Williams Ateby (FPI) : “Il faut reconnaître les efforts du Président Ouattara”

« Ne pas reconnaître les efforts du Président Ouattara, c’est faire preuve de mauvaise foi », a confié, à Fraternité Matin, au cours d’une interview, Edmond Williams Ateby, secrétaire national du Front populaire ivoirien (Fpi) chargé de la fédération d’Abidjan-Banco. Par ailleurs, il a estimé que la main tendue du Chef de l’Etat n’est pas suffisamment saisie par l’opposition.

Ateby  Williams  est-il l’illustration  qu’on  peut rentrer  d’exil  et  vaquer paisiblement à  ses activités  politiques,  sans risque  d’aller  en  prison comme le font croire certains  ?

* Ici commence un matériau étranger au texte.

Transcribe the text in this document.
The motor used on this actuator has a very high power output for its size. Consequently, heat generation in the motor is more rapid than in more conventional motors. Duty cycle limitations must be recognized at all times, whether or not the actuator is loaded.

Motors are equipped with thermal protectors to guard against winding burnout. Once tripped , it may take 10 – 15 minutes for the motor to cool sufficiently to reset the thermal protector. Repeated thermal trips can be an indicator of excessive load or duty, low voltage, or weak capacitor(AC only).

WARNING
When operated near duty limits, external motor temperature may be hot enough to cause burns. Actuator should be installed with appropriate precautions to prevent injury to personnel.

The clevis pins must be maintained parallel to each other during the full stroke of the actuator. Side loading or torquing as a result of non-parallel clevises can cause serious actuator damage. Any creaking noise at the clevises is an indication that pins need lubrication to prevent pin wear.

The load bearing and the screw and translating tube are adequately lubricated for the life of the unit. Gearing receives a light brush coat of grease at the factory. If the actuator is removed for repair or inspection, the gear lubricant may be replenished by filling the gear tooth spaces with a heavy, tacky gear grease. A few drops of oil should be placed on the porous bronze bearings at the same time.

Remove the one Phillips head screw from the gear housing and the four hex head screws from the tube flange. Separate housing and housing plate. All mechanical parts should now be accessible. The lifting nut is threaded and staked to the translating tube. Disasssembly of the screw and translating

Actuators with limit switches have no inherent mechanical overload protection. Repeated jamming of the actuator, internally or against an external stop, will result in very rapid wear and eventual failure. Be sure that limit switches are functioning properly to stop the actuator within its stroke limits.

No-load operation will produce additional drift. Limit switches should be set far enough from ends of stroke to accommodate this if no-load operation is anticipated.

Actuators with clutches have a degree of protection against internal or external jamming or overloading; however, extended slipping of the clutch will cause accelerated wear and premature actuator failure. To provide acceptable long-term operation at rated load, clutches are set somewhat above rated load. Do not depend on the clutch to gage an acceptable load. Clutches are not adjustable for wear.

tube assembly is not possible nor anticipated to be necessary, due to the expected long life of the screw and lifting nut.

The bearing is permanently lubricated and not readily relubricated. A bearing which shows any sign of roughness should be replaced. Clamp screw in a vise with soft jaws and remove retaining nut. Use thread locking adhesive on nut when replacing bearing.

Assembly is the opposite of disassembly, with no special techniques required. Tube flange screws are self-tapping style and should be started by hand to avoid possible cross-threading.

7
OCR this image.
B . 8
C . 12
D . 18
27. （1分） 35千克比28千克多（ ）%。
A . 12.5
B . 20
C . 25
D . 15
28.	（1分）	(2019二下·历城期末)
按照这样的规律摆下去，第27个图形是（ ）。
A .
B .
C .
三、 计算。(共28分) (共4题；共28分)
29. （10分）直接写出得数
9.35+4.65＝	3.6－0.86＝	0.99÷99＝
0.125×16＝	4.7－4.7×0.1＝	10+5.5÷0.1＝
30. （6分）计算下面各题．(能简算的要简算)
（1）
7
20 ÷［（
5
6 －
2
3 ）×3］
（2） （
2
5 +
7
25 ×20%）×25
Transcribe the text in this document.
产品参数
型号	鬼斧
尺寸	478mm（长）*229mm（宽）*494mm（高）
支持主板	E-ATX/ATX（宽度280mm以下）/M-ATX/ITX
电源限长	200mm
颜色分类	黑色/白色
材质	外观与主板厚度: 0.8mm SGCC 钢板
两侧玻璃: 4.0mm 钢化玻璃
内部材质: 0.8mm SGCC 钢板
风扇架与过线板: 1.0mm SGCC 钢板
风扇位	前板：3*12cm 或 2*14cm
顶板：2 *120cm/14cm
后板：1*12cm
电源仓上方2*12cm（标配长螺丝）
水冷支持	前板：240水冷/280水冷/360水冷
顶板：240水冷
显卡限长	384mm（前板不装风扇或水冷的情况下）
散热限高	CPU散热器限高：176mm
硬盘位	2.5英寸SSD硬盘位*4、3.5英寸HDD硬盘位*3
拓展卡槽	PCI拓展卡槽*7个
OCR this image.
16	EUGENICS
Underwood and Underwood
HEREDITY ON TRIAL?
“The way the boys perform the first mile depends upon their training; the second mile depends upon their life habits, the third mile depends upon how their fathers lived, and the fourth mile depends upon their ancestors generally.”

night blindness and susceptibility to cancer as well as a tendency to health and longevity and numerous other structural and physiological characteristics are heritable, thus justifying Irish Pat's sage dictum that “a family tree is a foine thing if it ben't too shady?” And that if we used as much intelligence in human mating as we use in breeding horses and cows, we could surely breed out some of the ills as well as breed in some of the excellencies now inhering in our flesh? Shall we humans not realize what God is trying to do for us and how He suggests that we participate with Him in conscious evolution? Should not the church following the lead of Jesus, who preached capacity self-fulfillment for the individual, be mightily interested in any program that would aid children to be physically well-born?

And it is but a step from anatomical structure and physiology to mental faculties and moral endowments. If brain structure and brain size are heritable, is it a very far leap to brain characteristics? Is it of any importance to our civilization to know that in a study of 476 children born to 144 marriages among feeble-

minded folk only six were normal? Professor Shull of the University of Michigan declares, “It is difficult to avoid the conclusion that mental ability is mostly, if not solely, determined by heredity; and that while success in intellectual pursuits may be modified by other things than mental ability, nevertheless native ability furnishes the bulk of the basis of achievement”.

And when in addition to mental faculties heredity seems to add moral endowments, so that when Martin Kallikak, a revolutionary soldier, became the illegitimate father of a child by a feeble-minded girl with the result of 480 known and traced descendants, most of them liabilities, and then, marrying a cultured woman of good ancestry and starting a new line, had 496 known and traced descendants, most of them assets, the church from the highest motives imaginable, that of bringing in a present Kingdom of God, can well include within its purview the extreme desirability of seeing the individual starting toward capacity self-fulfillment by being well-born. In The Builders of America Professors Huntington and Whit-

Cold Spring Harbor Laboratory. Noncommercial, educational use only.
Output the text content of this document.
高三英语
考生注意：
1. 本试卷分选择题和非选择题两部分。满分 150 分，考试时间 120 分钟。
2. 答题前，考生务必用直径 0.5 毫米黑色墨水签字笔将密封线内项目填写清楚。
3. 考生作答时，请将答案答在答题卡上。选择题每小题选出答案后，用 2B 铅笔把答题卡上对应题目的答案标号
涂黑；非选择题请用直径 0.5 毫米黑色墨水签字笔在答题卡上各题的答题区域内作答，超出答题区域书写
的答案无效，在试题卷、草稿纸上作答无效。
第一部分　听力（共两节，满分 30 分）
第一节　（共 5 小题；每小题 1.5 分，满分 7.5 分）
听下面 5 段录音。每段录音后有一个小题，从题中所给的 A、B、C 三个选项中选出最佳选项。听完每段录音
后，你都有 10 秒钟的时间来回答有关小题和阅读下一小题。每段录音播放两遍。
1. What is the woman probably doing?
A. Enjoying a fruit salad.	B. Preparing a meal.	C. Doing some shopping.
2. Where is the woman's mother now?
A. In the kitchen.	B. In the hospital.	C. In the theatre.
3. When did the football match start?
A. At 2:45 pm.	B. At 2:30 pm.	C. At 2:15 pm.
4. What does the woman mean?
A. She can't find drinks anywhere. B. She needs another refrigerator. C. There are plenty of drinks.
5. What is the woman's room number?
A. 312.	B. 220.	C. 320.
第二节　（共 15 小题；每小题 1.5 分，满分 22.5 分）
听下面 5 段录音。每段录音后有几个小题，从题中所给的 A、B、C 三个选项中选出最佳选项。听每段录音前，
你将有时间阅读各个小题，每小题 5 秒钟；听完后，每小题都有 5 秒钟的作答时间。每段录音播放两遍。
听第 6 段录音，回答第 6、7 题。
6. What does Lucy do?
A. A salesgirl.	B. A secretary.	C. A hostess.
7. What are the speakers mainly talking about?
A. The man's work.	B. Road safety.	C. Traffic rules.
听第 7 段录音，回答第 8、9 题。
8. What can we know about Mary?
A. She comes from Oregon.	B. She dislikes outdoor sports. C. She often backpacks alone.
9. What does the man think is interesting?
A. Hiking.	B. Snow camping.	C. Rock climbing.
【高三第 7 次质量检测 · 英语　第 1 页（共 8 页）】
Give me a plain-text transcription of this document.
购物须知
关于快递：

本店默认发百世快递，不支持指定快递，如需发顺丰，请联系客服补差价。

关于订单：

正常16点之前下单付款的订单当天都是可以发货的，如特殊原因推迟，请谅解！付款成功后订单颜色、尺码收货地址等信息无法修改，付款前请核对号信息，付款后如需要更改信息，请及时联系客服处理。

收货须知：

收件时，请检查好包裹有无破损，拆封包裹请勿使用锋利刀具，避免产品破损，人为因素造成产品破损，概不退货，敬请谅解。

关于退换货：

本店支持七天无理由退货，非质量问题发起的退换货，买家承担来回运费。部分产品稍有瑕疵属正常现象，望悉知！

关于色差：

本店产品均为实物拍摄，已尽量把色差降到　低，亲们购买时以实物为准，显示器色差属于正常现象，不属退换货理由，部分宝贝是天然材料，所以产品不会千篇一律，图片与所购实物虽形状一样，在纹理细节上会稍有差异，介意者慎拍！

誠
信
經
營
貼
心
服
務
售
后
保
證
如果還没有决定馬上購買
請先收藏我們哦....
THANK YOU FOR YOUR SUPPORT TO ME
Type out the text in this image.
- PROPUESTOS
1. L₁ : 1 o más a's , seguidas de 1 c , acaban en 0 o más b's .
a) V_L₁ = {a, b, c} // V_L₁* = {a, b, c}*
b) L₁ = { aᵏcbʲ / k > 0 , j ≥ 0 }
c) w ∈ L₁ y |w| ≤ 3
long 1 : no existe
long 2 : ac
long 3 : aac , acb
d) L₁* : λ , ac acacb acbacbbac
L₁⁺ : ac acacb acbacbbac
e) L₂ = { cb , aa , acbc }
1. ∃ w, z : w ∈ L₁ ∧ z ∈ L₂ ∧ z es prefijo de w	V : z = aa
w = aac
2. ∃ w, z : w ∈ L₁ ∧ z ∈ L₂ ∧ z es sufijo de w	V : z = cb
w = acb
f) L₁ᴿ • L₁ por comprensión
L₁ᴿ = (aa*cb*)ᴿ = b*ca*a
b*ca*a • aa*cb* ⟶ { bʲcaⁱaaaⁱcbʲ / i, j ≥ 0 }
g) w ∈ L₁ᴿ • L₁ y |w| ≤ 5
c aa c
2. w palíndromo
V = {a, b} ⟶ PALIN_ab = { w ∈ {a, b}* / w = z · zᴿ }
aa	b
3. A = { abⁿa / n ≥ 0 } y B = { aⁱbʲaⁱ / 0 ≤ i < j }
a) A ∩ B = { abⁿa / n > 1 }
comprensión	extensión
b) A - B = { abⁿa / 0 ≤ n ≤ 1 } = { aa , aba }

Je  peux  répondre  par  l’affirmative.  Oui  je  suis  rentré d’exil,  je  vaque  à mes occupations.  Je  dis  ce  que  je  pense, je  fais  ce  que je veux, dans les limites  de  ce qu’un  citoyen peut  faire,  en  sachant  qu’il  a des  droits  et  des  obligations. Au-delà  de tout  cela,  il  m’arrive  d’être  reçu  par  des  personnalités  du pouvoir avec qui je  discute de  la  situation  du pays.  J’avais  mes  opinions dans  le  débat  sur  la  constitution,  j’ai eu  le  temps  de les exposer  dans  la  presse.  Mieux, j’ai  rencontré  certains  amis  du Rdr  avec  qui  j’ai  discuté  très amicalement.  Je  me  suis  retrouvé  dans  un  face-à-face avec  Touré  Mamadou  qui  est maintenant  Secrétaire d’Etat  et  le  professeur  Ouraga Obou.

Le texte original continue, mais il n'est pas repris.